Quarterly deals and dollars
In Q3’16 e-commerce deal count dropped for the second-consecutive quarter to 163 deals, the lowest number of deals since Q4’12. This represents a 37% drop from the Q3’15 peak of 257 deals, and an 11% drop from Q2’16.
However, funding dollars increased 38% to $2.2B in Q3’16, from $1.6B the prior quarter. Funding growth was driven by a large $449M Series F round to Beijing-based online electronics retailer Qufenqi — a deal more than $100M larger than the largest deal in Q2 (a $340M corporate minority round into apparel conglomerate Global Fashion Group in April). Beijing was also home to the second-largest deal in Q3’16, a $195M Series B to consumer goods shopping platform HuiMin. Online car dealership Carvana earned the third-largest deal with a $160M Series C. Based in Phoenix, Arizona, Carvana is now the city’s most well-funded internet startup, having raised $335M in total.

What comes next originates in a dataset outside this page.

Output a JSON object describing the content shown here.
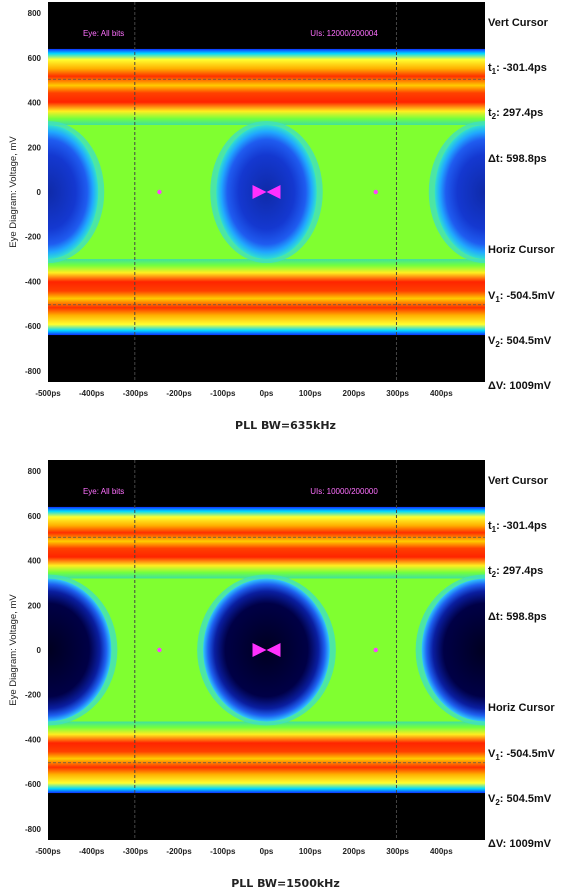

Q3’16 saw more deals at the high end than the prior quarter — we saw five $100M+ mega-rounds in Q3’16, compared to four in Q2’16 — and the median deal size also increased significantly, from $2M in Q2 to $3.5M in Q3.
Annual deals and dollars
If e-commerce startup investment continues at its current rate, the sector is on track to see dramatic declines in both deal count and funding dollars this year. 2016 to date (through 10/17/16) saw $6.8B invested into e-commerce across 594 deals, a run-rate that would put the full year total at a bit above $8.5B and 740 deals. This drop would leave both deals and dollars below 2014 levels.
E-commerce deals and funding peaked last year with 910 deals worth a collective disclosed $15.8B. In 2015, a number of broad global e-commerce platforms raised funding, boosting the year’s total — we saw a whopping 33 $100M+ mega-rounds last year, including seven deals worth $500M or more. Group-buying and broad e-commerce platform China Internet Plus raised last year’s largest deal with a $2.8B growth equity investment. Also in 2015, South Korean platform Coupang raised $1B from SoftBank Group, Indian Amazon competitor Flipkart raised a $550M Series I, and the US-based Jet.com (acquired this year by Walmart) raised $500M, among others.
China Internet Plus raised 2016’s largest round so far with its $500M growth equity round in Q1. This is followed by the $449M Series F to Qufenqi, the $340M corporate minority investment into Global Fashion Group, and a $275M private equity investment into Middle Eastern online shopping platform Souq.com. UK investment management firm Baillie Gifford & Co. participated in both growth equity deals to China Internet Plus and to Souq.com.